Pierre's been running this place for several months now. The animals are his life. It was originally set up by a group of three people who quickly realized they got in over their heads. And before them, local pound services were provided by a pet store owner who sold, bred, killed the dogs in no particular order. Whatever he did, he made money so it didn't much matter.
So, the SPCA is way better than it was. Pierre started out as a volunteer, doing handyman chores around the place under the original three. He got more involved, started spending more time there. Eventually, when it became obvious the place was getting out of control, Pierre offered to take it over and to his surprise, they agreed.
He tells us a lot more work still needs to be done on the place. The dog kennels are still rough but at least the dogs are no longer chained to the walls. The cats, though still too many of them, are well-fed, clean. There's heat in the place. The city is helping out now with supplies, money.

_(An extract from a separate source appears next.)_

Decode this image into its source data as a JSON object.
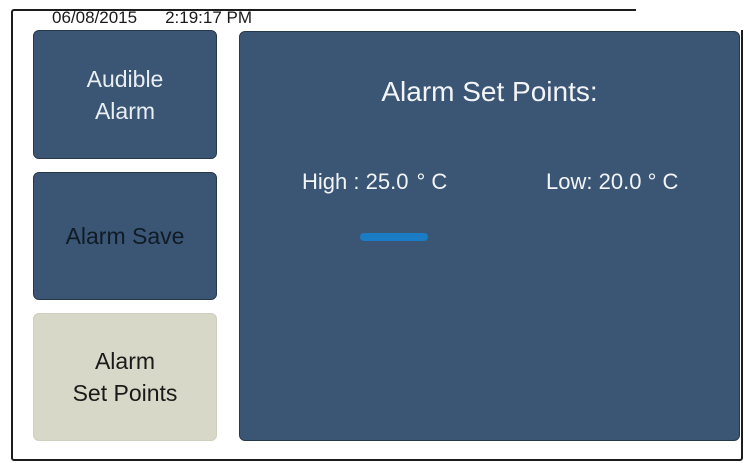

Partnerships with other rescues are starting up. That's why we're here.
Chip and Charlie
We'll be bringing Chip and Charlie, two brothers, 70 pound mutts, with us back to the Toronto Humane Society. They're uncivilized but they're happy, friendly with everything dogs. And they've got great cage presentation. They sit pretty, watching us calmly but with interest. They will be coming with us when we leave on Sunday but there are others there. A wonderful young black Lab with hip dysplasia who has been there for months. An older Lab mix who has tired eyes. Younger dogs full of life and hope. And all these other dogs we will be leaving behind because there are other shelters we will be visiting and other dogs we will be taking back with us. And more dogs we will be leaving behind.